“Il 22 gennaio 2926, segna una data storica per il nostro Paese con l’approvazione, avvenuta all’unanimità, della Legge sui Cammini d’Italia (AC 1572 e abb.)”. Lo rende noto, in un comunicato stampa, Michele Miglionico, presidente dell’Asd Sentieri. “Questo significativo traguardo – aggiunge Miglionico – non solo riconosce l’importanza dei nostri sentieri, ma li trasforma in una vera e propria infrastruttura strategica nazionale. I cammini italiani non saranno più considerati semplici percorsi isolati, ma parte di un sistema integrato volto a promuovere il turismo lento e a favorire la rinascita dei piccoli borghi”.
Le principali novità introdotte dalla Legge sono le seguenti:
1. Rete Nazionale dei Cammini: Viene istituito un catalogo ufficiale presso il Ministero del Turismo, che garantirà standard di sicurezza e una segnaletica uniforme su tutto il territorio nazionale. Questa misura sarà fondamentale per migliorare l’esperienza dei camminatori e incentivare il turismo sostenibile.
2. Recupero degli Immobili È stato approvato il recupero e il riuso di case cantoniere, stazioni ferroviarie dismesse e scuole chiuse, le quali verranno trasformate in ostelli e punti di sosta per i viandanti. Questa iniziativa non solo valorizzerà il patrimonio esistente, ma fornirà anche servizi essenziali a supporto della mobilità lenta.
3. Valorizzazione dei Borghi: La legge prevede l’assegnazione di fondi specifici per le aree interne, al fine di combattere lo spopolamento e generare nuove opportunità occupazionali legate all’accoglienza turistica.
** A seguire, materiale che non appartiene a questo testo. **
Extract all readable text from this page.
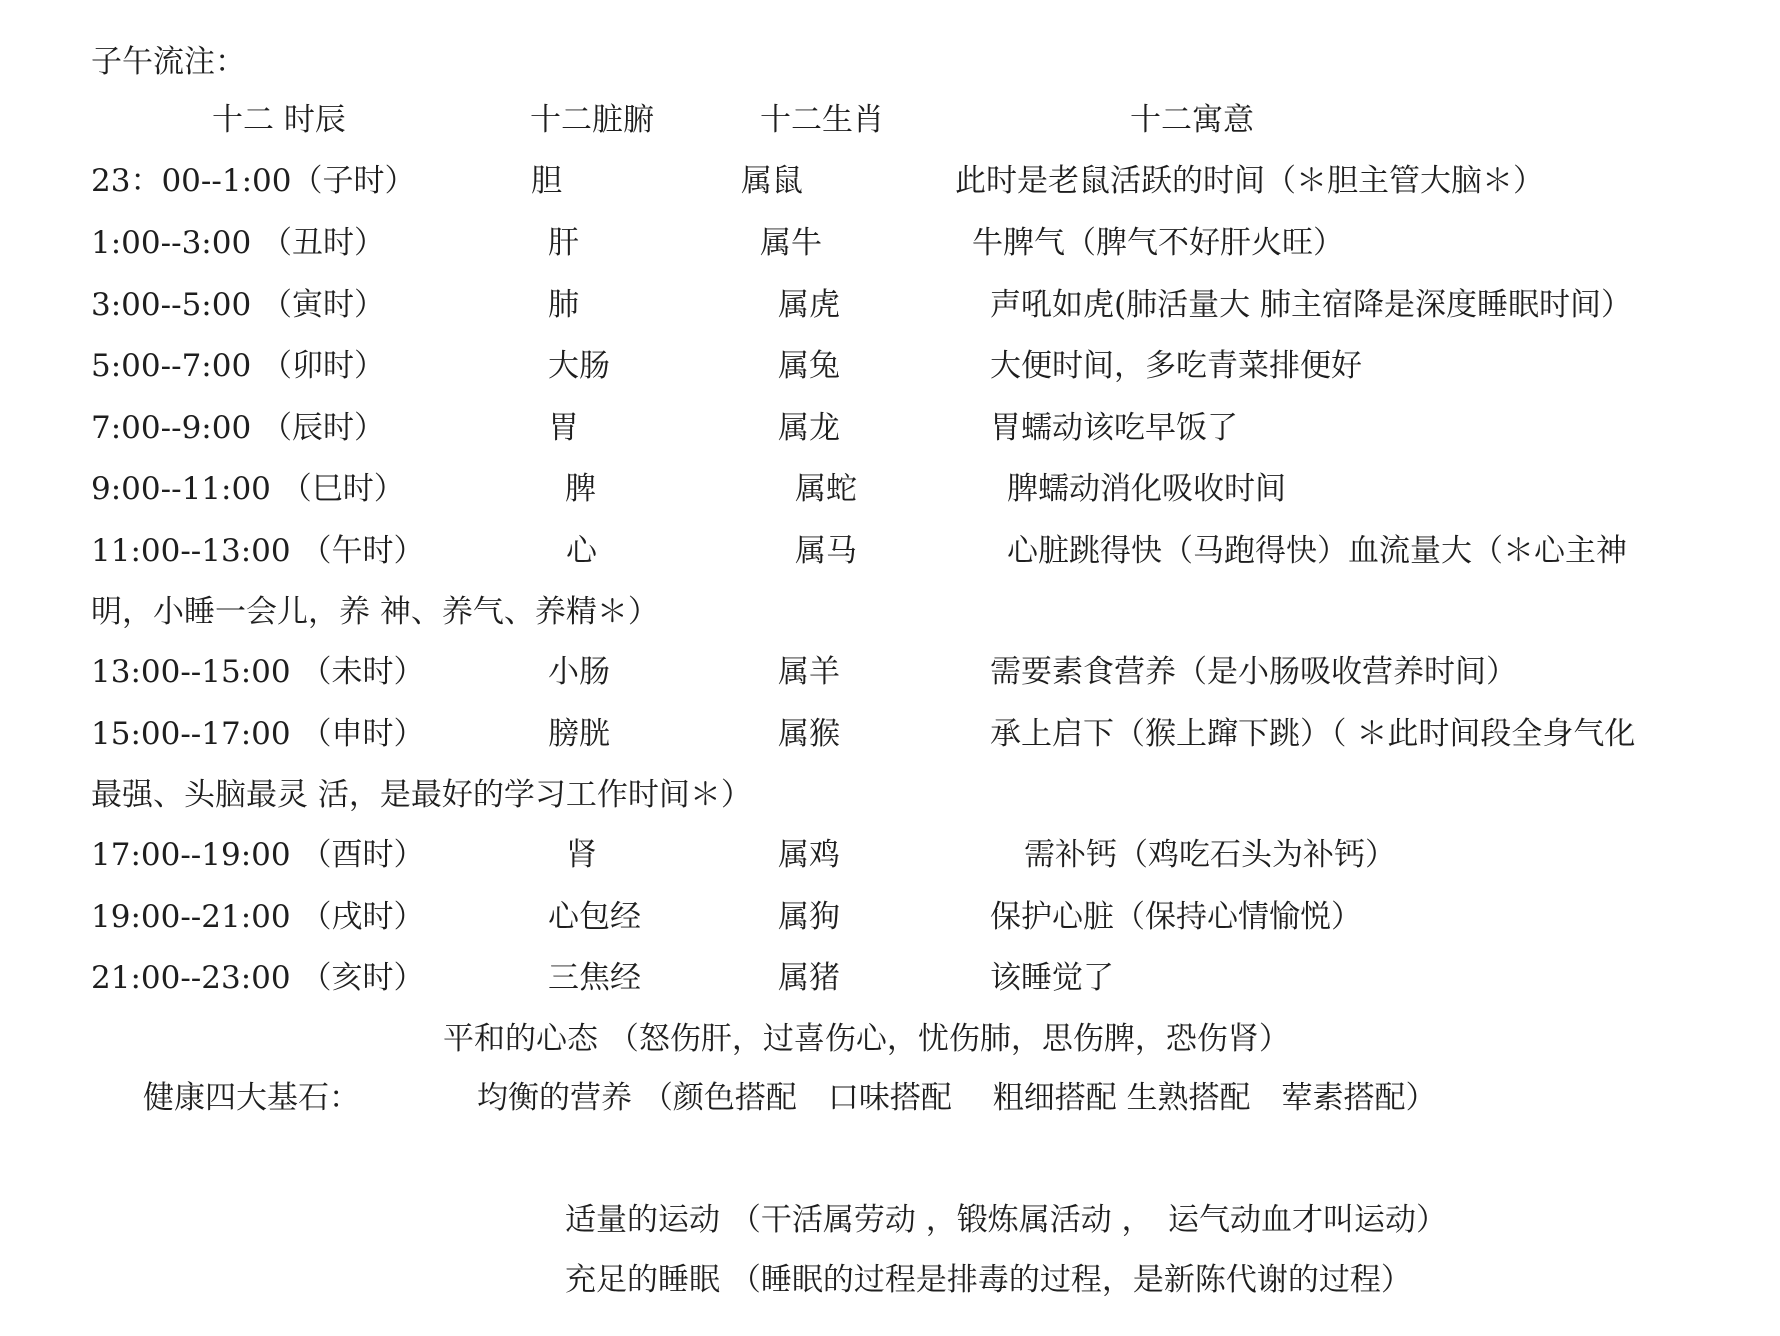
子午流注：
十二 时辰	十二脏腑	十二生肖	十二寓意
23：00--1:00（子时）	胆	属鼠	此时是老鼠活跃的时间（＊胆主管大脑＊）
1:00--3:00 （丑时）	肝	属牛	牛脾气（脾气不好肝火旺）
3:00--5:00 （寅时）	肺	属虎	声吼如虎(肺活量大 肺主宿降是深度睡眠时间）
5:00--7:00 （卯时）	大肠	属兔	大便时间，多吃青菜排便好
7:00--9:00 （辰时）	胃	属龙	胃蠕动该吃早饭了
9:00--11:00 （巳时）	脾	属蛇	脾蠕动消化吸收时间
11:00--13:00 （午时）	心	属马	心脏跳得快（马跑得快）血流量大（＊心主神
明，小睡一会儿，养 神、养气、养精＊）
13:00--15:00 （未时）	小肠	属羊	需要素食营养（是小肠吸收营养时间）
15:00--17:00 （申时）	膀胱	属猴	承上启下（猴上蹿下跳）（ ＊此时间段全身气化
最强、头脑最灵 活，是最好的学习工作时间＊）
17:00--19:00 （酉时）	肾	属鸡	需补钙（鸡吃石头为补钙）
19:00--21:00 （戌时）	心包经	属狗	保护心脏（保持心情愉悦）
21:00--23:00 （亥时）	三焦经	属猪	该睡觉了
平和的心态 （怒伤肝，过喜伤心，忧伤肺，思伤脾，恐伤肾）
健康四大基石：	均衡的营养 （颜色搭配　口味搭配　 粗细搭配 生熟搭配　荤素搭配）
适量的运动 （干活属劳动 ，锻炼属活动 ，　运气动血才叫运动）
充足的睡眠 （睡眠的过程是排毒的过程，是新陈代谢的过程）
Attraverso questi investimenti, si intende incentivare lo sviluppo economico e sociale di borghi che, da tempo, attendono un rilancio.
“L’approvazione di questa legge – conclude Miglionico – rappresenta un passo decisivo verso un modello di turismo più responsabile e sostenibile, capace di coniugare la valorizzazione del patrimonio culturale e naturale del nostro Paese con il benessere delle comunità locali. Non possiamo che auspicarci che quest’iniziativa contribuisca a una nuova era di riconoscimento e cura per i cammini d’Italia, e per la nostra Basilicata,rendendoli un vero e proprio motore di crescita e sviluppo per tutti”.